My emotions have always been all over the place, often too big and sometimes way too small. I am often surprised how quickly they shift, as they go from really high to really low, in what at times, can feel like seconds and other times from day to day, without warning or cause. I have been trying to pay more attention to my emotions in sobriety and how they have remained the same and/or shifted from when I was drinking, and may I add heavily.
At first I had to identify that what I was feeling were in fact emotions. I had stuffed everything down for so long that the only emotions that ever surfaced were rage and hatred. When and if these emotions came out they were alcohol fueled and over exaggerated so anything that was truly underneath (the true emotions) had no space or place to reveal themselves.
I liken these past displays of alcohol fueled emotions as high tide, turbulent, unrelenting and with a strong undertow that would pull me and everyone else around me deep under the water, throwing them around, swirling in my rage with no way to escape for air. Have you ever been in the ocean during high tide, when the sets of waves just keep coming? You quickly gasp for a breathe of air, haaa!, then dive deep under water again only to get tossed around like crazy as the wave rolls over you. Then you rise up, gasp for air again, only to be smacked in the face by the next large wave in the set. The salt water in your nose and mouth and you are yet again tossed about only to rise again, hacking and coughing, gasping for air yet again, before the next huge wave comes bounding down on you all over again.
Why not get out of the water you ask? Well, in this space of relentless waves that pull you under and drag you back out again and again, it is hard, very hard to make your way out of the water and get back to shore. You have to drag yourself out, planting your feet with each step to pull yourself forward and ensure you don’t get pummeled by the next set of waves in the tide’s fury.

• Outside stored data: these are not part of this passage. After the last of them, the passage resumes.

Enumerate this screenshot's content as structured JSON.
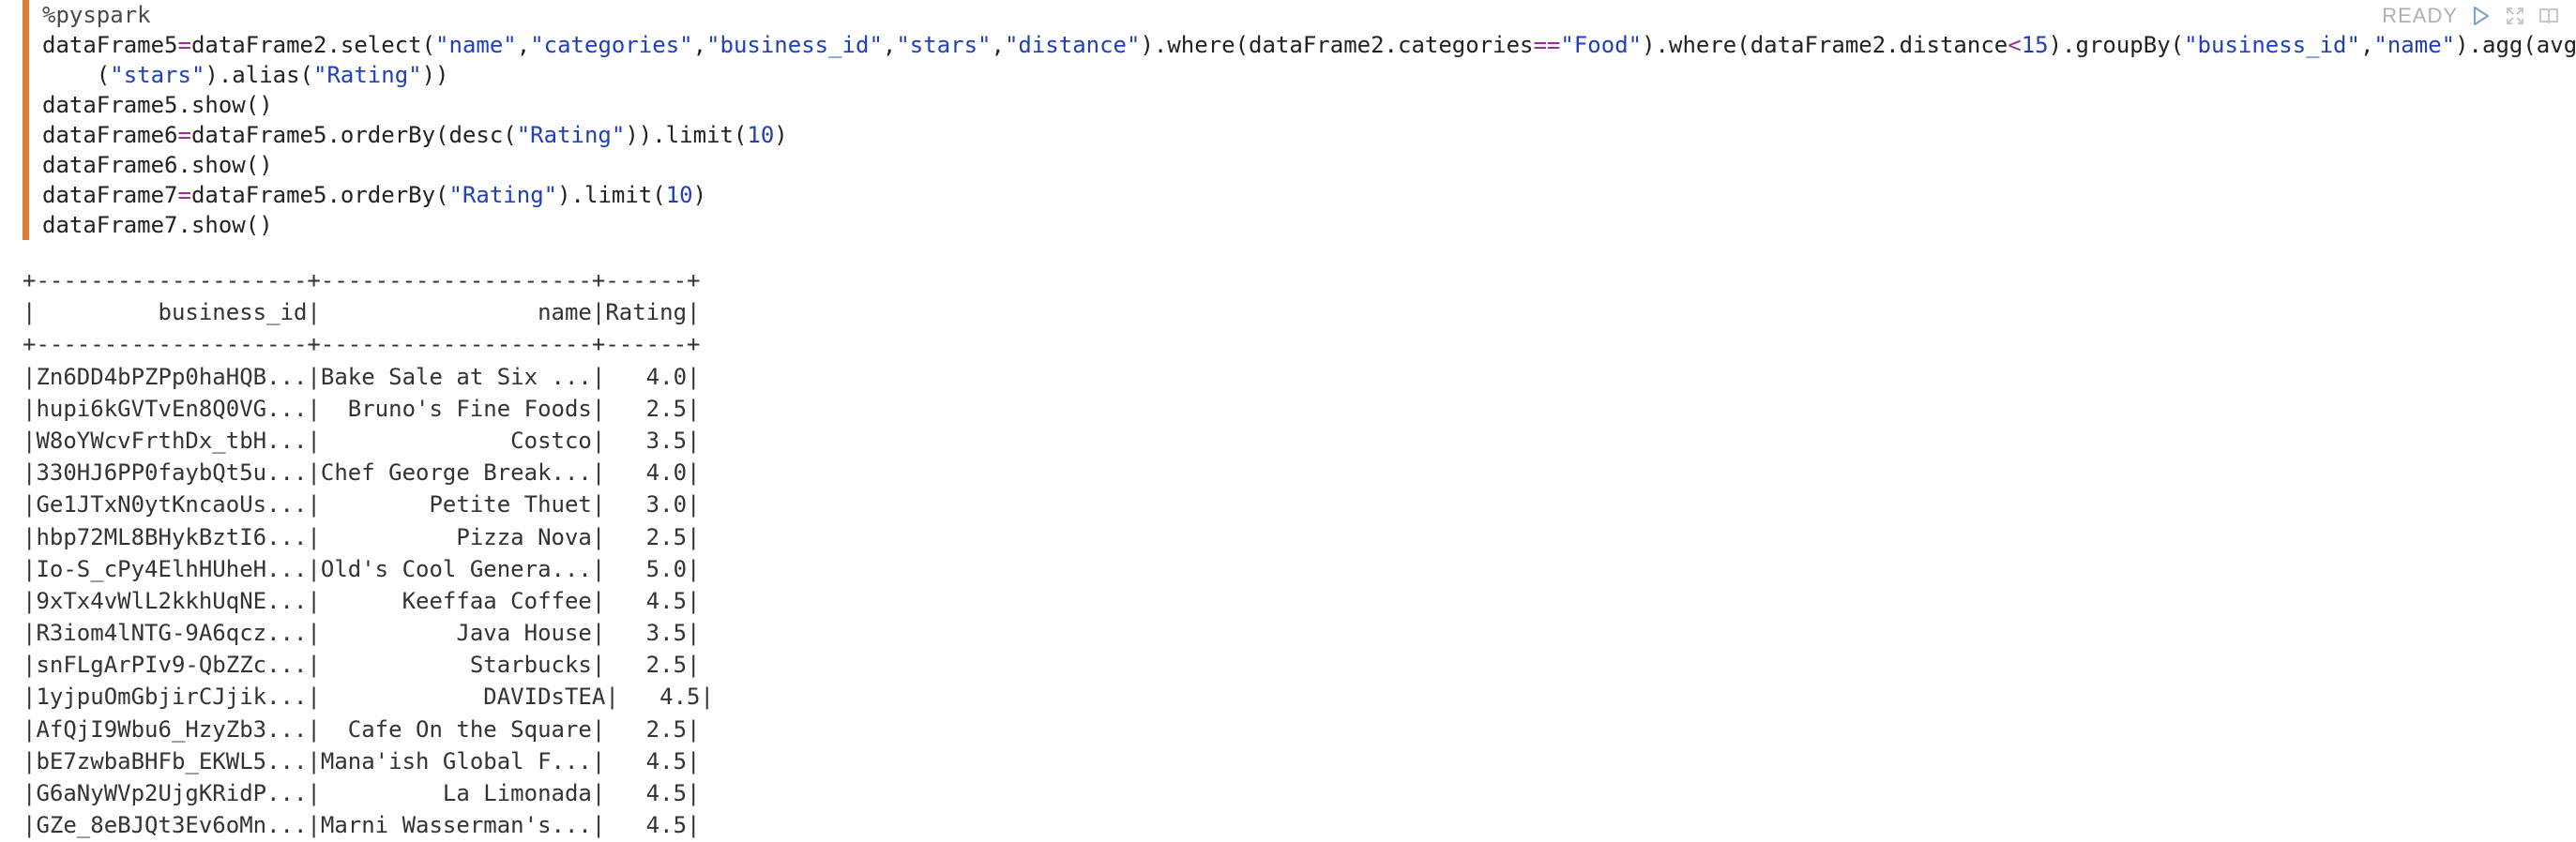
{
  "status": {
    "label": "READY",
    "icons": [
      "play-icon",
      "expand-icon",
      "book-icon"
    ]
  },
  "colors": {
    "editor_accent": "#e07a2e",
    "string": "#1f3fbf",
    "operator": "#a02a9a",
    "status_text": "#b0b0b0"
  },
  "code": {
    "lines": [
      [
        {
          "t": "%pyspark",
          "k": "dir"
        }
      ],
      [
        {
          "t": "dataFrame5",
          "k": ""
        },
        {
          "t": "=",
          "k": "op"
        },
        {
          "t": "dataFrame2.select(",
          "k": ""
        },
        {
          "t": "\"name\"",
          "k": "str"
        },
        {
          "t": ",",
          "k": ""
        },
        {
          "t": "\"categories\"",
          "k": "str"
        },
        {
          "t": ",",
          "k": ""
        },
        {
          "t": "\"business_id\"",
          "k": "str"
        },
        {
          "t": ",",
          "k": ""
        },
        {
          "t": "\"stars\"",
          "k": "str"
        },
        {
          "t": ",",
          "k": ""
        },
        {
          "t": "\"distance\"",
          "k": "str"
        },
        {
          "t": ").where(dataFrame2.categories",
          "k": ""
        },
        {
          "t": "==",
          "k": "op"
        },
        {
          "t": "\"Food\"",
          "k": "str"
        },
        {
          "t": ").where(dataFrame2.distance",
          "k": ""
        },
        {
          "t": "<",
          "k": "op"
        },
        {
          "t": "15",
          "k": "num"
        },
        {
          "t": ").groupBy(",
          "k": ""
        },
        {
          "t": "\"business_id\"",
          "k": "str"
        },
        {
          "t": ",",
          "k": ""
        },
        {
          "t": "\"name\"",
          "k": "str"
        },
        {
          "t": ").agg(avg",
          "k": ""
        }
      ],
      [
        {
          "t": "    (",
          "k": ""
        },
        {
          "t": "\"stars\"",
          "k": "str"
        },
        {
          "t": ").alias(",
          "k": ""
        },
        {
          "t": "\"Rating\"",
          "k": "str"
        },
        {
          "t": "))",
          "k": ""
        }
      ],
      [
        {
          "t": "dataFrame5.show()",
          "k": ""
        }
      ],
      [
        {
          "t": "dataFrame6",
          "k": ""
        },
        {
          "t": "=",
          "k": "op"
        },
        {
          "t": "dataFrame5.orderBy(desc(",
          "k": ""
        },
        {
          "t": "\"Rating\"",
          "k": "str"
        },
        {
          "t": ")).limit(",
          "k": ""
        },
        {
          "t": "10",
          "k": "num"
        },
        {
          "t": ")",
          "k": ""
        }
      ],
      [
        {
          "t": "dataFrame6.show()",
          "k": ""
        }
      ],
      [
        {
          "t": "dataFrame7",
          "k": ""
        },
        {
          "t": "=",
          "k": "op"
        },
        {
          "t": "dataFrame5.orderBy(",
          "k": ""
        },
        {
          "t": "\"Rating\"",
          "k": "str"
        },
        {
          "t": ").limit(",
          "k": ""
        },
        {
          "t": "10",
          "k": "num"
        },
        {
          "t": ")",
          "k": ""
        }
      ],
      [
        {
          "t": "dataFrame7.show()",
          "k": ""
        }
      ]
    ]
  },
  "output": {
    "lines": [
      "+--------------------+--------------------+------+",
      "|         business_id|                name|Rating|",
      "+--------------------+--------------------+------+",
      "|Zn6DD4bPZPp0haHQB...|Bake Sale at Six ...|   4.0|",
      "|hupi6kGVTvEn8Q0VG...|  Bruno's Fine Foods|   2.5|",
      "|W8oYWcvFrthDx_tbH...|              Costco|   3.5|",
      "|330HJ6PP0faybQt5u...|Chef George Break...|   4.0|",
      "|Ge1JTxN0ytKncaoUs...|        Petite Thuet|   3.0|",
      "|hbp72ML8BHykBztI6...|          Pizza Nova|   2.5|",
      "|Io-S_cPy4ElhHUheH...|Old's Cool Genera...|   5.0|",
      "|9xTx4vWlL2kkhUqNE...|      Keeffaa Coffee|   4.5|",
      "|R3iom4lNTG-9A6qcz...|          Java House|   3.5|",
      "|snFLgArPIv9-QbZZc...|           Starbucks|   2.5|",
      "|1yjpuOmGbjirCJjik...|            DAVIDsTEA|   4.5|",
      "|AfQjI9Wbu6_HzyZb3...|  Cafe On the Square|   2.5|",
      "|bE7zwbaBHFb_EKWL5...|Mana'ish Global F...|   4.5|",
      "|G6aNyWVp2UjgKRidP...|         La Limonada|   4.5|",
      "|GZe_8eBJQt3Ev6oMn...|Marni Wasserman's...|   4.5|"
    ]
  }
}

When you finally reach the shore you are exhausted and sometimes to be honest, terrified because the fury of the sea is much bigger than you and you realize how small and weak you really are compared to this ever changing vastness of water. Remind you of anything?
I compare my raging alcoholic self to high tide, as I can only imagine what it has been like for my family, through the years, as my drinking increased and my episodes of high tide raging, over dramatic pity parties would ensue. I would always rage and wallow in how no one cared about me or how I did everything and no one helped. You name it I raged about it. My boys and husband must have felt dragged under with no way to rise and take a breath from my yelling and screaming. I can only imagine how scary that must have been for my kids.
There were and definitely are times now of low tides of my emotions, these are mixtures of feeling alone, lost, or sad but also grateful, that I am now more calm and can handle these emotions more gracefully. When I was drinking however, these low tides were the swirling, gradual stewing of emotions that I did not know how to deal with. These emotions would come in and out, never staying long enough for me to examine them. They were just out of grasp, as they rolled in and out, just like low tide on the shore. I could wade in the water of my emotions but would never go too deep, as the water was too calm and I never really knew what was underneath. I would try to wade in these low tides of shallow water of my emotions, but I could not because it hurt too much. Shame, guilt, sadness and fear rolled in and out just like the tide, slow and steady never rising too much but just enough to make me wallow and feel unsafe, floating in the vastness of some very dark water, all around me like at the beach. As we wade out into the sea during low tide, small little waves and unclear water lapping all around me. The low tide is enjoyable for awhile until the fear settles back over me, that I need to stop drinking and change, stop this insanity, all of this is just too scary for me so I drudge myself back to the shore for my perceived place of safety – drunkenness would prevail to “save me”.
“Just like moons and suns, With certainty of tides, Just like hopes springing high, Still I’ll rise.” ~
Maya Angelou
Now, in my days of sobriety I am trying to identity my emotions more and understand why I still dive into the high tide of a raging sea inside of me. But now I find the surface more quickly and take breathes between each wave that thrashes over me. Yes, high tide still comes my way emotionally, but I am learning how to dive deep and rise again, bursting upward to breach the deep emotions that often try to drowned me. Instead of allowing the raging and screaming tides to devour me I stop and examine what is happening for me. I am working hard to look at myself and stop blaming everybody else and drag them deep underwater with me.
The low tides are still there as well, and although now days, I venture further into the water to find out more about my emotions, I still enjoy the peaceful lapping small waves on the shore of my life, keeping me more grounded than I ever thought I would be. Now, I can wade into my emotions, when I want to and walk out for quite a while with my emotions only stay about knee deep. The further I wade and walk out gives me confidence that I can just be with my emotions, all of them versus just the previous few, knowing I can return to shore whenever I need to and never drag anyone else under with me.
I will forever love and fear the sea, just like I do my myself and my family.